Reversi is a strategy game for two players which was invented in the late 19th century. It has been revived recently as Othello but can be made at home by using a standard draughts/chess board and making 64 cardboard counters (to fit on each of the 64 squares of the board). Each counter is coloured black on one side and white (or other colours, if you prefer) on the opposite side.

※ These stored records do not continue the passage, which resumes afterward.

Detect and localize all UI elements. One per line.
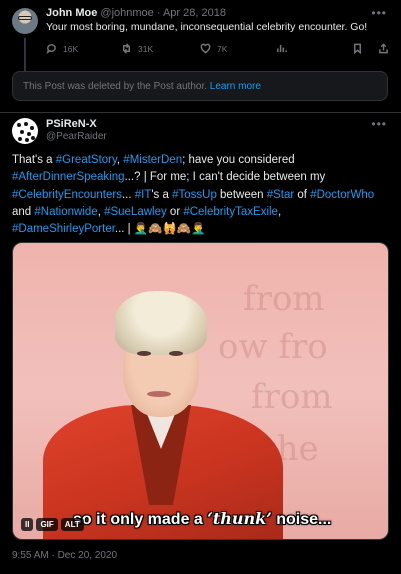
reply-count: 16K [63,43,79,54]
reply-icon [46,44,56,54]
avatar[interactable] [12,8,38,34]
hashtag-link[interactable]: #MisterDen [123,154,182,166]
tweet-text-segment: of [294,188,311,201]
hashtag-link[interactable]: #DoctorWho [310,189,374,201]
analytics-icon [277,44,287,53]
avatar[interactable] [12,118,38,144]
tweet-text-segment: between [216,188,267,201]
hashtag-link[interactable]: #TossUp [172,189,217,201]
tweet-timestamp[interactable]: 9:55 AM · Dec 20, 2020 [12,550,117,561]
hashtag-link[interactable]: #IT [135,189,152,201]
hashtag-link[interactable]: #CelebrityTaxExile [183,206,278,218]
heart-icon [200,43,211,54]
reply-button[interactable]: 16K [46,43,78,54]
background-sign-text: ow fro [218,327,328,367]
learn-more-link[interactable]: Learn more [210,81,261,92]
tweet-text-segment: and [12,205,35,218]
alt-badge[interactable]: ALT [60,518,84,531]
deleted-post-notice: This Post was deleted by the Post author… [12,71,388,101]
more-dots-icon[interactable]: ••• [371,117,387,131]
separator: · [156,7,161,19]
hashtag-link[interactable]: #DameShirleyPorter [12,223,115,235]
hashtag-link[interactable]: #Star [267,189,295,201]
tweet-text-segment: ...? | For me; I can't decide between my [124,171,326,184]
mouth [147,391,171,397]
tweet-text-segment: 's a [151,188,173,201]
tweet-text-segment: ... [121,188,135,201]
hashtag-link[interactable]: #CelebrityEncounters [12,189,122,201]
gif-media[interactable]: from ow fro from the so it only made a ‘… [12,242,389,540]
tweet-text: Your most boring, mundane, inconsequenti… [46,21,368,33]
parent-tweet[interactable]: John Moe @johnmoe · Apr 28, 2018 ••• You… [0,0,401,112]
eye [137,351,151,356]
display-name[interactable]: PSiReN-X [46,118,97,130]
tweet-text: That's a #GreatStory, #MisterDen; have y… [12,152,390,238]
eye [169,351,183,356]
hashtag-link[interactable]: #SueLawley [104,206,167,218]
background-sign-text: from [243,279,325,319]
hashtag-link[interactable]: #Nationwide [34,206,97,218]
gif-caption: so it only made a ‘thunk’ noise... [73,509,332,528]
more-dots-icon[interactable]: ••• [371,6,387,20]
like-button[interactable]: 7K [200,43,227,54]
retweet-count: 31K [138,43,154,54]
tweet-divider [0,112,401,113]
gif-badge: GIF [36,518,58,531]
share-icon [379,43,388,54]
retweet-button[interactable]: 31K [121,43,153,54]
tweet-text-segment: ; have you considered [182,154,295,166]
tweet-text-segment: , [277,205,282,218]
deleted-notice-text: This Post was deleted by the Post author… [23,81,207,92]
pause-button[interactable]: II [21,518,34,531]
background-sign-text: from [251,377,333,417]
hashtag-link[interactable]: #AfterDinnerSpeaking [12,171,125,183]
tweet-actions: 16K 31K 7K [46,43,388,57]
display-name[interactable]: John Moe [46,7,97,19]
tweet-text-segment: or [166,205,184,218]
tweet-header: John Moe @johnmoe · Apr 28, 2018 [46,7,226,19]
handle[interactable]: @johnmoe [100,7,153,19]
bookmark-icon [354,43,361,54]
tweet-text-segment: ... | 🤦‍♂️🙈🙀🙈🤦‍♂️ [114,223,206,236]
share-button[interactable] [378,43,389,54]
gif-controls: II GIF ALT [21,518,84,531]
hashtag-link[interactable]: #GreatStory [56,154,117,166]
handle[interactable]: @PearRaider [46,131,107,142]
retweet-icon [123,43,130,54]
tweet-text-segment: That's a [12,154,56,166]
person-hair [115,291,207,355]
tweet-date[interactable]: Apr 28, 2018 [163,7,226,19]
like-count: 7K [217,43,228,54]
bookmark-button[interactable] [352,43,363,54]
views-button[interactable] [276,43,287,54]
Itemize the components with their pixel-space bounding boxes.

Alternatively, you can stick two coloured plastic counters together (you will need 64 of each colour) or you can use 64 plastic counters and stick or draw a symbol (e.g. star) on one face.
Age: Not suitable for young children due to complex strategies.
No. of players: 2
Equipment: One chess/draughts board.
64 double sided counters (black on one side, white on the other).
Time: 30 minutes+
Aim: To be the player with the most pieces of their colour face up at the end of the game.
1. Each player takes 30 counters and chooses a colour. The remaining four counters are placed in the middle of the board as shown.
2. Player One (white) places one of their counters (with their colour uppermost) in a square adjacent to the counters already on the board. They place their counter next to one of the opposite colour to trap the other player's counter between two counters of their own colour.
3. Any counters belonging to Player Two which are trapped are turned over so they now have Player One's colour.
4. Player Two (black) now has a turn, repeating steps 2 and 3. Counters must be placed to trap at least one of your opponent's counters. If you cannot trap any of their counters, you lose your turn. Any trapped counters are turned over, even if they have been turned over already.
5. Players take turns, until all the counters are on the board.
6. It is possible to trap your opponent's counters in multiple directions, even diagonally.
7. The winning player of Reversi is the one with the most counters of their colour when all the squares are filled with counters.
Hint: It is helpful to gain control of the squares at the edge of the board and particularly the corner squares, since they are less likely to be trapped. Take care not to allow your opponent to control these squares, if possible.